Ne zaman bir engelli ile karşılaşsam, bazen ayaklarım yok olur, bazen de ellerim...Bazen dilim tutulur, bazen de gözlerim yüreğimin yağmuru olur.Sanki bir uçurumun kenarındaki en son tutunulacak dala tutunmuşumdur.Biraz sonra düşecek ve herhangi bir yerimi yitireceğimdir her şeyden habersiz...Kendime geldiğimde o engelliye ayak olurum, el olurum, yürek olurum...Çok şey öğrenirim ondan ve belki de faizli yaşamlardan sıyrılır, tertemiz bir öz bulurum kendime...İşte o zamanlarda tadı eşsiz bir mutluluğun esiriyim diyebilirim.Ümit,şükür ve sabrı tadarım onlarda. Ve ardından: “Peki ben ne yapabilirim?” diye beynimi sandalyesine çiviler, bu sorunu çözmeden de onu serbest bırakmam.”Peki ben onlar için ne yapabilirim?” Bilirim insan olduğumu ve bir gün aynı zorlukları yaşayabileceğimi. Sonra onlar için kol, bacak, doktor, ilaç ne gerekiyorsa almaya çalışırım ve birkaç kilo da yürek alırım fazladan; onları anlayamayanlar için tabiki.Sonra onları aramıza alır engellerini unutur yeteneklerini zengin bir sofranın en güzel yemekleri yaparım ve bilirim ki engeller buna engel değildir.Hatta bazen de görürüm ki, bir engel labirentteki diğer bir yolu açmıştır ve bu yol en yeteneklilerin finale varabileceği yoldur.Bu yoldan onlar sadece onlar çıkabilir.Öğrenirim ki en güzel hayat şarkısının iki notasının birbirine geçen en ince noktasını herkes duyamaz, her yürek ve her kulak işitemez.Bu yüzden elimdeki mücevherin değerini bilirim, parlatmak gerekirse parlatırım.Ve sonra onlar mutlu olurlar, hayat onlar için de akar.... Sonra çıkarım sokağa yıkanması gereken ne kadar yürek varsa yıkar asarım çınar ağaclarına...İnciten, anlamayan, hoşgörüsüz ve bencil ne kadar kendine gelememiş beyin varsa onları da yüreklere mandal yaparım da, belki bu arada güneş yürekleri sevgi, beyinleri hoşgörü doldurur.

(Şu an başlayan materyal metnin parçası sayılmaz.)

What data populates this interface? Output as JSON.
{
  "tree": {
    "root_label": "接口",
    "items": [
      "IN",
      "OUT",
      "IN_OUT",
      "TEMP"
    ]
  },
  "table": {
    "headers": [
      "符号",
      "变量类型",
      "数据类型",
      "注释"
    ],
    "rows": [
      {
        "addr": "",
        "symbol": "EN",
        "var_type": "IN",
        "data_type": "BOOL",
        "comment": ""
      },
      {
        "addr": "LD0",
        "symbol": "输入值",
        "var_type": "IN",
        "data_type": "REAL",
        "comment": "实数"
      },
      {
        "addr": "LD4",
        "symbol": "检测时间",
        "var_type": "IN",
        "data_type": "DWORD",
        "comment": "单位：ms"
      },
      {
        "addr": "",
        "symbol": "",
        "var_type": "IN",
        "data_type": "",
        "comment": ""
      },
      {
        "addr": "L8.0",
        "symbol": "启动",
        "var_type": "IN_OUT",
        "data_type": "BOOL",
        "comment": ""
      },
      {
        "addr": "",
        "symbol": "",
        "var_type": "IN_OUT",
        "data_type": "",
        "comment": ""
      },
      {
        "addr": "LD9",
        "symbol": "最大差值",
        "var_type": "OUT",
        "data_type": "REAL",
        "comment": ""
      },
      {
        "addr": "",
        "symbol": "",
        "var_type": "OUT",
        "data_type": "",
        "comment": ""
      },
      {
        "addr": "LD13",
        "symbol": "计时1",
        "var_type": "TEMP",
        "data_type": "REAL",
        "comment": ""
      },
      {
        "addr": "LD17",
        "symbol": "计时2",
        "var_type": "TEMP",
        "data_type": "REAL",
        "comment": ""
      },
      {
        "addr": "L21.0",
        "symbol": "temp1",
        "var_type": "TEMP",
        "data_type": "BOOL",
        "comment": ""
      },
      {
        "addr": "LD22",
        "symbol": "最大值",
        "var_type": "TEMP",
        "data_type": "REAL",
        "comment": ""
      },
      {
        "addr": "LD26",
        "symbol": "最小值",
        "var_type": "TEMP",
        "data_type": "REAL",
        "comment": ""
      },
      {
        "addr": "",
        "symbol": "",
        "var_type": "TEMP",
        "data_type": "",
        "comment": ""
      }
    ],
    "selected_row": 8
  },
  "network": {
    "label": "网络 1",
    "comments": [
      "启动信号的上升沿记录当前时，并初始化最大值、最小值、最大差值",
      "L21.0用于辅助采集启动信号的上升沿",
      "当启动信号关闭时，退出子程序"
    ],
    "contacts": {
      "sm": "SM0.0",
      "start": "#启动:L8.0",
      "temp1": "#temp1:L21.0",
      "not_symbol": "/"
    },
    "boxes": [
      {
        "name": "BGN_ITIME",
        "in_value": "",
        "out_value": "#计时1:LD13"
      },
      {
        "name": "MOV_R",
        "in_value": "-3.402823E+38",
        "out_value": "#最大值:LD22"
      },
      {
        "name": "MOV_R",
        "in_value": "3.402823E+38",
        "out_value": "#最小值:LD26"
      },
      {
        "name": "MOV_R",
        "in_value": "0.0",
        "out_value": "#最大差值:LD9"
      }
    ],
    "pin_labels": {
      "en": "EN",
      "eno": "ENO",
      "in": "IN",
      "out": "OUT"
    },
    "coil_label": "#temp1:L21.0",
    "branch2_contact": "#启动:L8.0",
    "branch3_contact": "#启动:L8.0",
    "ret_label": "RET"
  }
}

Mutlu değillerse, çünkü bencillerse bir tetanos aşısı geliştiririm pas tutan yüreklere ya da bir engelliden bir öğün ders aldırırım da o farklı yerlerde aradıkları mutluluğun kalbin ta içinde olduğunu gösteririm.Mutluluğun vermekle başladığını öğretirim onlara.
Mademki yaratılışta eşitizdir öyleyse bu eşitliği bozmaya değil korumaya ve veren el olmaya özen gösteririm. Hoşgörü ve yardımseverliğin sevginin karesi ile sonuçlandığını bilirim.Bir davetiye yollarım sonra da tüm bencil yüreklere...”Haydi gelin şenliğimize de hep birlikte yaşayalım bu hayatı!Olmaz mı?”